National Sugar Cookie Day, folks!
I hope you’re celebrating along with me, because these are one of life’s little simple culinary pleasures. I’m not much for “secret” ingredients usually, but this recipe kind of has some; believe me, if you skip them, you’ll miss them! That teeny pinch of cinnamon and squirt of lemon juice are not obvious when you eat a cookie, but add that little extra *what* that give these soft and chewy sugar cookies a bit more dimension. Let’s get baking!

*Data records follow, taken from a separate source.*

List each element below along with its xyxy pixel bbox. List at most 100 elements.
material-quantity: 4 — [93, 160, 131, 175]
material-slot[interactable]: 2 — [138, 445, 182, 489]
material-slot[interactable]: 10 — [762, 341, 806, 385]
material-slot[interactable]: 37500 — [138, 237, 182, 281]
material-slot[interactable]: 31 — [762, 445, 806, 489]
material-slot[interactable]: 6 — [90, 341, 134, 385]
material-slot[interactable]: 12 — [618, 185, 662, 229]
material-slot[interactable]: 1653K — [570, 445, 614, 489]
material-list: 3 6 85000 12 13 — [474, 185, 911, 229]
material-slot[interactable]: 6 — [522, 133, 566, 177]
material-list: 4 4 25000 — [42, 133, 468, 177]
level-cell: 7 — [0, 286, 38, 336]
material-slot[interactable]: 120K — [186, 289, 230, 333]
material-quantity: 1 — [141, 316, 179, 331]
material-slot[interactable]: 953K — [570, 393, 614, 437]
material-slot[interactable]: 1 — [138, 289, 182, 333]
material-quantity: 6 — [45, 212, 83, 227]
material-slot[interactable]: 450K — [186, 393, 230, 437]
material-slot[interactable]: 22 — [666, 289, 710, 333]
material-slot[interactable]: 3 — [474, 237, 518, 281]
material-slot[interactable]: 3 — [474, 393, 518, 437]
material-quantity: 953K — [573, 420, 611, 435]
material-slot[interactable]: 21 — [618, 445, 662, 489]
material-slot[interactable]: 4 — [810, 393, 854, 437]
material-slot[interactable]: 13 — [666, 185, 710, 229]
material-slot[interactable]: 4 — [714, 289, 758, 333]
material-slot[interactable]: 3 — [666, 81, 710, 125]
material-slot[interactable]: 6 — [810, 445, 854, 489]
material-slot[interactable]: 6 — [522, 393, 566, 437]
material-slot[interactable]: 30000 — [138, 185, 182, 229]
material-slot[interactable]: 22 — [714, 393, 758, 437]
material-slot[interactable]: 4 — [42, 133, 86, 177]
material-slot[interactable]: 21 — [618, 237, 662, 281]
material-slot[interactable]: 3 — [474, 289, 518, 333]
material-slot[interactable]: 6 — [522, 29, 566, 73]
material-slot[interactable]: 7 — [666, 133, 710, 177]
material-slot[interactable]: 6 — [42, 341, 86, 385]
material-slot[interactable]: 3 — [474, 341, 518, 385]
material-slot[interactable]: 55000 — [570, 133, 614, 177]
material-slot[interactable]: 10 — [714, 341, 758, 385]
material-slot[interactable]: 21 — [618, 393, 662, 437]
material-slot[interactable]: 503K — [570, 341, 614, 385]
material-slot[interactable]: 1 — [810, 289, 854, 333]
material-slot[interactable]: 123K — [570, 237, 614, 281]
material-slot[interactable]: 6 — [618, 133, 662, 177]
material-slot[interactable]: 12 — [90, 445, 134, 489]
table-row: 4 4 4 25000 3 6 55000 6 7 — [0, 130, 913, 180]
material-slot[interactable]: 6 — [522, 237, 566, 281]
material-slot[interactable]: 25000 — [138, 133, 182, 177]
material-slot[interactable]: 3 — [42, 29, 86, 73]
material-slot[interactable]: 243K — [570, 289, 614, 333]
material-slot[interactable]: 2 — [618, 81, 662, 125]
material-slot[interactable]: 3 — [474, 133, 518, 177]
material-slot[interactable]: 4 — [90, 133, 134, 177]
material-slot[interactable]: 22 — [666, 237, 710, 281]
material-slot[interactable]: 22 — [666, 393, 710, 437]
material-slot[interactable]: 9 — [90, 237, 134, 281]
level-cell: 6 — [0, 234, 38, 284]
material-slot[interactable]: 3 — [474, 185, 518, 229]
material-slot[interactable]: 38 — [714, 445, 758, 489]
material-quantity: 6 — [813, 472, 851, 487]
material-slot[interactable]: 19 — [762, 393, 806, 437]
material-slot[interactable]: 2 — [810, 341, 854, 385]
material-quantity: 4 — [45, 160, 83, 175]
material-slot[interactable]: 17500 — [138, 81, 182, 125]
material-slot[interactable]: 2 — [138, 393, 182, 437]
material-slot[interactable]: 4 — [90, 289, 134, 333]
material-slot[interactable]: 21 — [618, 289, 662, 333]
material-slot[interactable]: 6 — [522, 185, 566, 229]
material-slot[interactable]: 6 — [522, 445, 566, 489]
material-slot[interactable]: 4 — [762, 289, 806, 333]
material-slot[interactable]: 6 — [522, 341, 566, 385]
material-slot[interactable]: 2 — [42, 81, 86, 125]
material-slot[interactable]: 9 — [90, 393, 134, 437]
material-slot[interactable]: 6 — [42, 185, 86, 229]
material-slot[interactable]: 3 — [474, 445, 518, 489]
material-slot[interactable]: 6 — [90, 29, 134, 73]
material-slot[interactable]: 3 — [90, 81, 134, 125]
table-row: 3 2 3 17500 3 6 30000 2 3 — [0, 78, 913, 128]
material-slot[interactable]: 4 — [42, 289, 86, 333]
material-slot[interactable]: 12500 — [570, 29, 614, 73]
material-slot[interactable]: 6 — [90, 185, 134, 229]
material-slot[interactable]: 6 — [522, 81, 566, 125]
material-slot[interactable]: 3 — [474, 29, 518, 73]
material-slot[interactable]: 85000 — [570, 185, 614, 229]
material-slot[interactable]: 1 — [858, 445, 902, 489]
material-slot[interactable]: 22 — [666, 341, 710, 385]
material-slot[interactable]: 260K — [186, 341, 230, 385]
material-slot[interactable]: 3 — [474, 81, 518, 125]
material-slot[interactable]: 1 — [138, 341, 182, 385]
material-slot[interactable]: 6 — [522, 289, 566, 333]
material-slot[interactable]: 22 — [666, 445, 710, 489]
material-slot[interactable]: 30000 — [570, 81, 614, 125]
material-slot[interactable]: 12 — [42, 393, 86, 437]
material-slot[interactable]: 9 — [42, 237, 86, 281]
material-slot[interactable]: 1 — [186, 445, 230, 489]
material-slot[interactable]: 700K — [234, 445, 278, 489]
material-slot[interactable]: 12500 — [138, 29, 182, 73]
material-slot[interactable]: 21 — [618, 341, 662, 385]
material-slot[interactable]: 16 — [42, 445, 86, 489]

1 c. (2 sticks) unsalted butter, room temp.
1 1/2 c.sugar
1/2 tsp. baking powder
1 tsp.baking soda
1 heaping tsp. kosher salt
1 small pinch of cinnamon
1 1/2 tsp vanilla extract
1/2 tsp. lemon juice
1 large egg
2 3/4 c. all-purpose flour
Preheat the oven to 350F.
Combine the butter, sugar, baking soda and powder, salt and cinnamon in the bowl of an electric mixer fitted with a paddle attachment. Start on low speed to combine, then kick it up to medium and cream until light and fluffy, 5 minutes.
Scrape the bowl down with a rubber spatula. Add the egg and continue to cream the mixture on medium an additional 5 minutes, then scrape the bowl down again. Add the flour a 1/2 c. at a time on low speed and mix just until everything is well combined.
Roll the dough into Tbsp.-sized balls, and place on a paper-lined sheet pan. Bake until crispy on the outer edge but still pretty soft in the center, and light golden brown.
Let them cool just enough so they don’t burn your tongue, then eat with reckless abandon.